International Journal of Wildland Fire International Journal of Wildland Fire Society
Journal of the International Association of Wildland Fire
RESEARCH ARTICLE

The influence of prescribed fire on the extent of wildfire in savanna landscapes of western Arnhem Land, Australia

Owen F. Price A D , Jeremy Russell-Smith B C and Felicity Watt B C
+ Author Affiliations
- Author Affiliations

A Institute for Conservation Biology and Environmental Management, University of Wollongong, NSW 2522, Australia.

B Bushfires NT, PO Box 37346, Winnellie, NT 0821, Australia.

C Tropical Savannas Management Cooperative Research Centre, Charles Darwin University, Darwin, NT 0909, Australia.

D Corresponding author. Email: oprice@uow.edu.au

International Journal of Wildland Fire 21(3) 297-305 https://doi.org/10.1071/WF10079
Submitted: 16 July 2010  Accepted: 20 July 2011   Published: 3 January 2012

Abstract

Fire regimes in many north Australian savanna regions are today characterised by frequent wildfires occurring in the latter part of the 7-month dry season.
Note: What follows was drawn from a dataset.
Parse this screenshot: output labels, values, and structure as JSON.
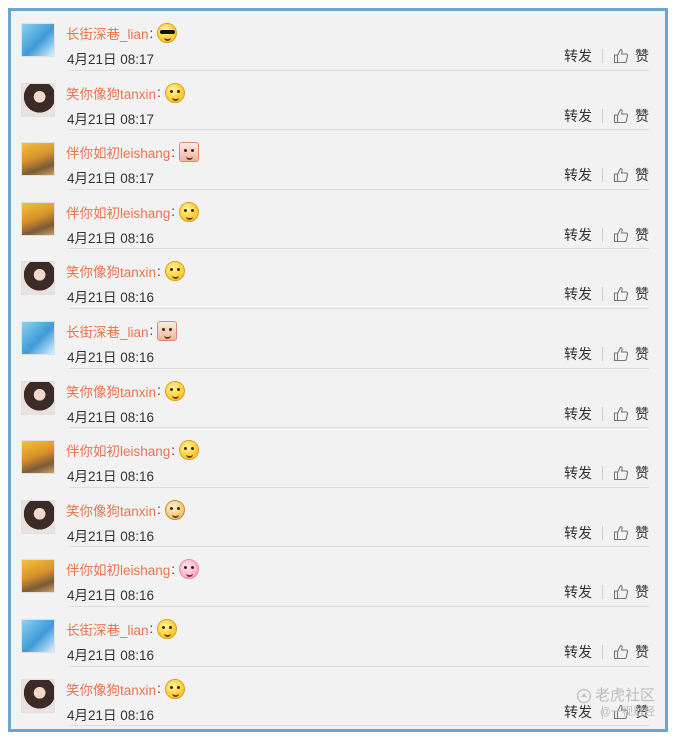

A fire management program instigated from 2005 over 24 000 km2 of biodiversity-rich Western Arnhem Land aims to reduce the area and severity of late dry-season fires, and associated greenhouse gas emissions, through targeted early dry-season prescribed burning. This study used fire history mapping derived mostly from Landsat imagery over the period 1990–2009 and statistical modelling to quantify the mitigation of late dry-season wildfire through prescribed burning. From 2005, there has been a reduction in mean annual total proportion burnt (from 38 to 30%), and particularly of late dry-season fires (from 29 to 12.5%). The slope of the relationship between the proportion of early-season prescribed fire and subsequent late dry-season wildfire was ~–1. This means that imposing prescribed early dry-season burning can substantially reduce late dry-season fire area, by direct one-to-one replacement. There is some evidence that the spatially strategic program has achieved even better mitigation than this. The observed reduction in late dry-season fire without concomitant increase in overall area burnt has important ecological and greenhouse gas emissions implications. This efficient mitigation of wildfire contrasts markedly with observations reported from temperate fire-prone forested systems.

Additional keywords: fire management, greenhouse gas emissions, Leverage, planned fire, unplanned fire.